A huge maple tree was blown down two years ago and i have a question regarding spalting. i started cutting it up for firewood and after one cut i noticed it was spalted? At least thats what it looked like to me. It is still hard so would make excellent firewood, but wonder if it might be more valuable to cut up for lumber instead? Would a woodworker have any interest in something like this?


----------



## woodnthings (Jan 24, 2009)

*Yes absolutely!*

I found my first spalted maple along side the road I live on...thought it was firewood. Then when I cut across the log I saw the different rings and then cut it into 30" and 40" lengths, since it was darn heavy. Then I chainsawed it into square cants and then resawed it...man, it was great. Nature did what man could only dream about. I'm still trying to figure out how to best use it, but that will come soon. A small chest or cabinet probably. 
What's you're location maybe someone here will want it.  bill


----------



## Millwork Master (Jan 6, 2011)

farmer9 said:


> A huge maple tree was blown down two years ago and i have a question regarding spalting. i started cutting it up for firewood and after one cut i noticed it was spalted? At least thats what it looked like to me. It is still hard so would make excellent firewood, but wonder if it might be more valuable to cut up for lumber instead? Would a woodworker have any interest in something like this?


You should definitely keep it for some woodworking projects especially for for turning projects


----------



## Allen Tomaszek (Dec 11, 2010)

farmer9 said:


> Would a woodworker have any interest in something like this?


A lot of woodworkers would have an interest. Do you have any pictures?


----------



## greg4269ub (Sep 1, 2009)

I would agree with others when I say woodworkers love the stuff. Im sure some one on the forum will take it off your hands if you are close enough or just keep it and have some fun turning or building something with it. pics are great if you have 'em.


----------



## Ibangwood (Feb 25, 2010)

Pictures!


----------



## Fishbucket (Aug 18, 2010)

I found this log on the road..










This is what I found after I cut a piece. 



















I'm pretty happy with it.
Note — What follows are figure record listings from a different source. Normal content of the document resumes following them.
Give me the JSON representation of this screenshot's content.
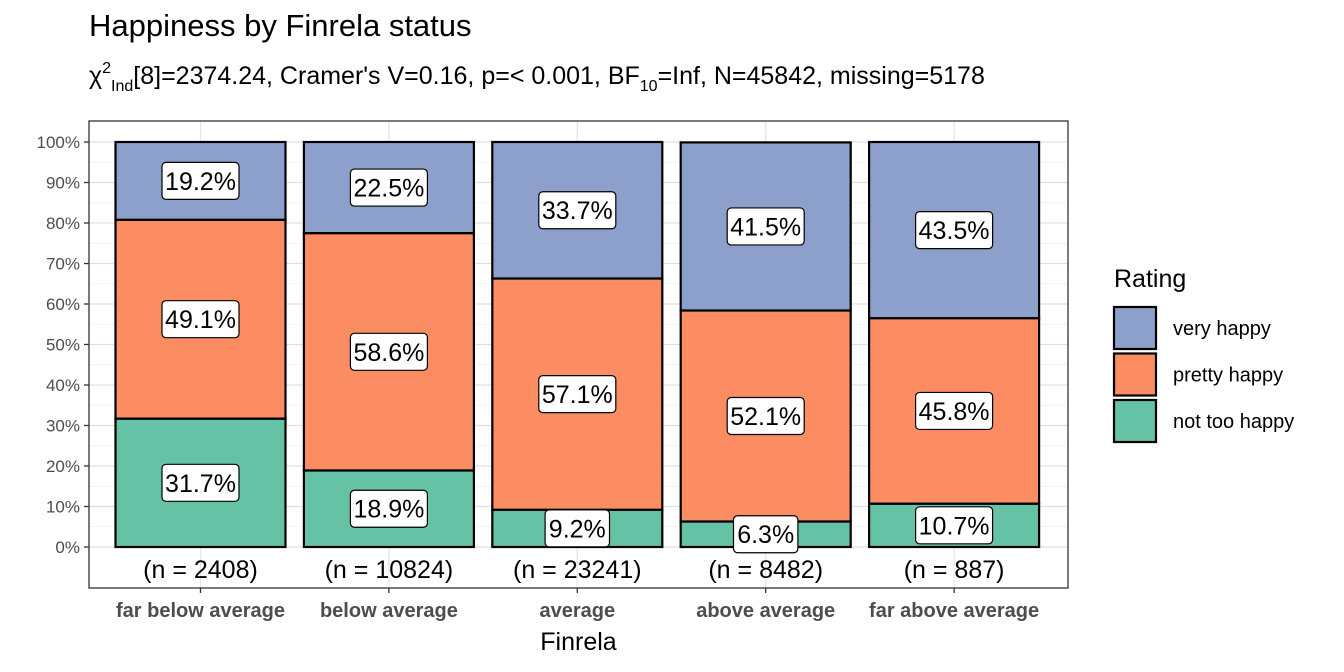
{
  "title": "Happiness by Finrela status",
  "subtitle": {
    "chi_symbol": "χ",
    "chi_sup": "2",
    "chi_sub": "Ind",
    "text1": "[8]=2374.24, Cramer's V=0.16, p=< 0.001, BF",
    "bf_sub": "10",
    "text2": "=Inf, N=45842, missing=5178"
  },
  "chart_data": {
    "type": "bar",
    "stacked": true,
    "percent": true,
    "categories": [
      "far below average",
      "below average",
      "average",
      "above average",
      "far above average"
    ],
    "counts": [
      "(n = 2408)",
      "(n = 10824)",
      "(n = 23241)",
      "(n = 8482)",
      "(n = 887)"
    ],
    "series": [
      {
        "name": "not too happy",
        "color": "#66C2A5",
        "values": [
          31.7,
          18.9,
          9.2,
          6.3,
          10.7
        ],
        "labels": [
          "31.7%",
          "18.9%",
          "9.2%",
          "6.3%",
          "10.7%"
        ]
      },
      {
        "name": "pretty happy",
        "color": "#FC8D62",
        "values": [
          49.1,
          58.6,
          57.1,
          52.1,
          45.8
        ],
        "labels": [
          "49.1%",
          "58.6%",
          "57.1%",
          "52.1%",
          "45.8%"
        ]
      },
      {
        "name": "very happy",
        "color": "#8DA0CB",
        "values": [
          19.2,
          22.5,
          33.7,
          41.5,
          43.5
        ],
        "labels": [
          "19.2%",
          "22.5%",
          "33.7%",
          "41.5%",
          "43.5%"
        ]
      }
    ],
    "xlabel": "Finrela",
    "ylabel": "",
    "ylim": [
      0,
      100
    ],
    "yticks": [
      "0%",
      "10%",
      "20%",
      "30%",
      "40%",
      "50%",
      "60%",
      "70%",
      "80%",
      "90%",
      "100%"
    ],
    "legend_title": "Rating",
    "legend_order": [
      "very happy",
      "pretty happy",
      "not too happy"
    ],
    "legend_position": "right",
    "grid": true
  }
}
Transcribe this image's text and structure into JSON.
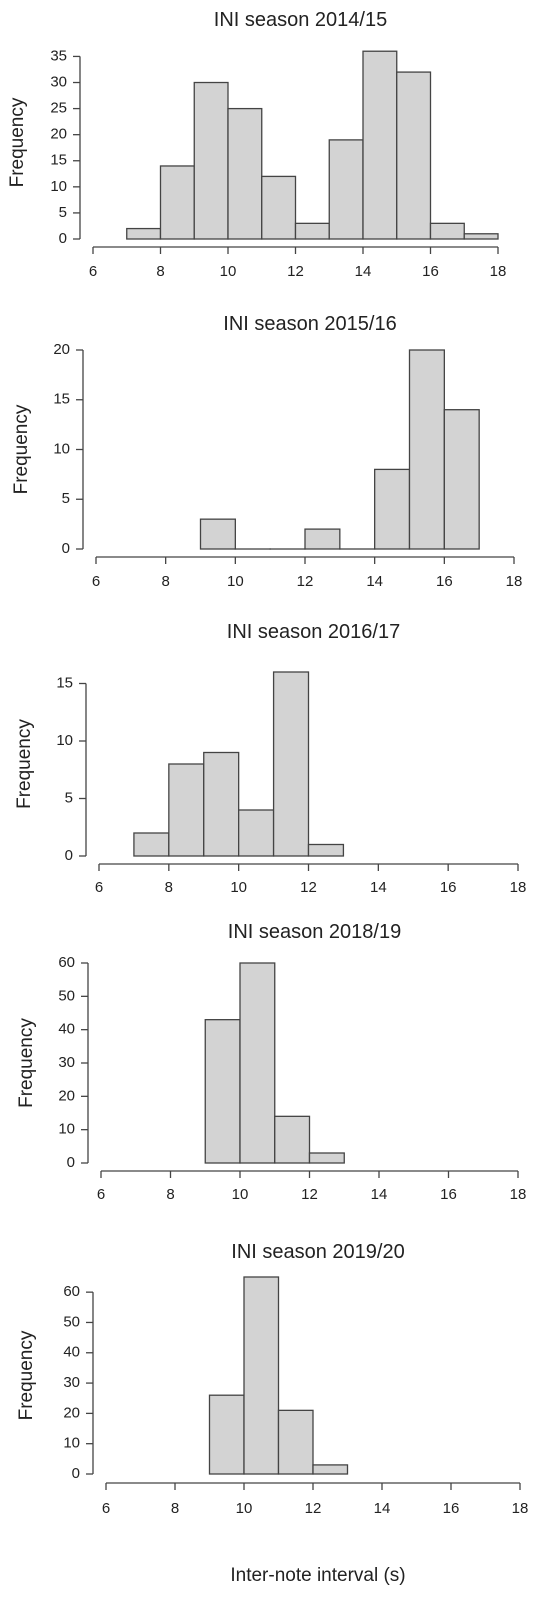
{
  "chart_data": [
    {
      "type": "bar",
      "title": "INI season 2014/15",
      "ylabel": "Frequency",
      "xlabel": "",
      "xlim": [
        6,
        18
      ],
      "xticks": [
        6,
        8,
        10,
        12,
        14,
        16,
        18
      ],
      "yticks": [
        0,
        5,
        10,
        15,
        20,
        25,
        30,
        35
      ],
      "ylim": [
        0,
        37
      ],
      "bins": [
        {
          "x0": 7,
          "x1": 8,
          "count": 2
        },
        {
          "x0": 8,
          "x1": 9,
          "count": 14
        },
        {
          "x0": 9,
          "x1": 10,
          "count": 30
        },
        {
          "x0": 10,
          "x1": 11,
          "count": 25
        },
        {
          "x0": 11,
          "x1": 12,
          "count": 12
        },
        {
          "x0": 12,
          "x1": 13,
          "count": 3
        },
        {
          "x0": 13,
          "x1": 14,
          "count": 19
        },
        {
          "x0": 14,
          "x1": 15,
          "count": 36
        },
        {
          "x0": 15,
          "x1": 16,
          "count": 32
        },
        {
          "x0": 16,
          "x1": 17,
          "count": 3
        },
        {
          "x0": 17,
          "x1": 18,
          "count": 1
        }
      ]
    },
    {
      "type": "bar",
      "title": "INI season 2015/16",
      "ylabel": "Frequency",
      "xlabel": "",
      "xlim": [
        6,
        18
      ],
      "xticks": [
        6,
        8,
        10,
        12,
        14,
        16,
        18
      ],
      "yticks": [
        0,
        5,
        10,
        15,
        20
      ],
      "ylim": [
        0,
        20
      ],
      "bins": [
        {
          "x0": 9,
          "x1": 10,
          "count": 3
        },
        {
          "x0": 10,
          "x1": 11,
          "count": 0
        },
        {
          "x0": 11,
          "x1": 12,
          "count": 0
        },
        {
          "x0": 12,
          "x1": 13,
          "count": 2
        },
        {
          "x0": 13,
          "x1": 14,
          "count": 0
        },
        {
          "x0": 14,
          "x1": 15,
          "count": 8
        },
        {
          "x0": 15,
          "x1": 16,
          "count": 20
        },
        {
          "x0": 16,
          "x1": 17,
          "count": 14
        }
      ]
    },
    {
      "type": "bar",
      "title": "INI season 2016/17",
      "ylabel": "Frequency",
      "xlabel": "",
      "xlim": [
        6,
        18
      ],
      "xticks": [
        6,
        8,
        10,
        12,
        14,
        16,
        18
      ],
      "yticks": [
        0,
        5,
        10,
        15
      ],
      "ylim": [
        0,
        16
      ],
      "bins": [
        {
          "x0": 7,
          "x1": 8,
          "count": 2
        },
        {
          "x0": 8,
          "x1": 9,
          "count": 8
        },
        {
          "x0": 9,
          "x1": 10,
          "count": 9
        },
        {
          "x0": 10,
          "x1": 11,
          "count": 4
        },
        {
          "x0": 11,
          "x1": 12,
          "count": 16
        },
        {
          "x0": 12,
          "x1": 13,
          "count": 1
        }
      ]
    },
    {
      "type": "bar",
      "title": "INI season 2018/19",
      "ylabel": "Frequency",
      "xlabel": "",
      "xlim": [
        6,
        18
      ],
      "xticks": [
        6,
        8,
        10,
        12,
        14,
        16,
        18
      ],
      "yticks": [
        0,
        10,
        20,
        30,
        40,
        50,
        60
      ],
      "ylim": [
        0,
        60
      ],
      "bins": [
        {
          "x0": 9,
          "x1": 10,
          "count": 43
        },
        {
          "x0": 10,
          "x1": 11,
          "count": 60
        },
        {
          "x0": 11,
          "x1": 12,
          "count": 14
        },
        {
          "x0": 12,
          "x1": 13,
          "count": 3
        }
      ]
    },
    {
      "type": "bar",
      "title": "INI season 2019/20",
      "ylabel": "Frequency",
      "xlabel": "Inter-note interval (s)",
      "xlim": [
        6,
        18
      ],
      "xticks": [
        6,
        8,
        10,
        12,
        14,
        16,
        18
      ],
      "yticks": [
        0,
        10,
        20,
        30,
        40,
        50,
        60
      ],
      "ylim": [
        0,
        65
      ],
      "bins": [
        {
          "x0": 9,
          "x1": 10,
          "count": 26
        },
        {
          "x0": 10,
          "x1": 11,
          "count": 65
        },
        {
          "x0": 11,
          "x1": 12,
          "count": 21
        },
        {
          "x0": 12,
          "x1": 13,
          "count": 3
        }
      ]
    }
  ]
}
I've sinced sliced it up for something special. 

I say save as much as you can, Find someone who would want it if you dont do anything with it. It's only $15-$20 in shipping for a good size box of it. Maybe you could sell it for projects to others.


----------



## farmer9 (Oct 19, 2009)

OK, heres the scoop...After reading more about spalted maple, maybe this log is far enough along yet? Guess it will make ok firewood tho.
The log is 26" diameter on the big end and 18 1/2" on the small end. The log is cut in two, one log is 14' long, the other about 12' long. If anyone is interested in the logs, the farm is between Lacon and Spring Bay ILLinois. I could help you load if interested. My email is [email protected].


----------



## Fly Fisher (Jun 22, 2010)

nah you dont want that. you can send it to me and i'll get rid of it for you, LOL :laughing:


----------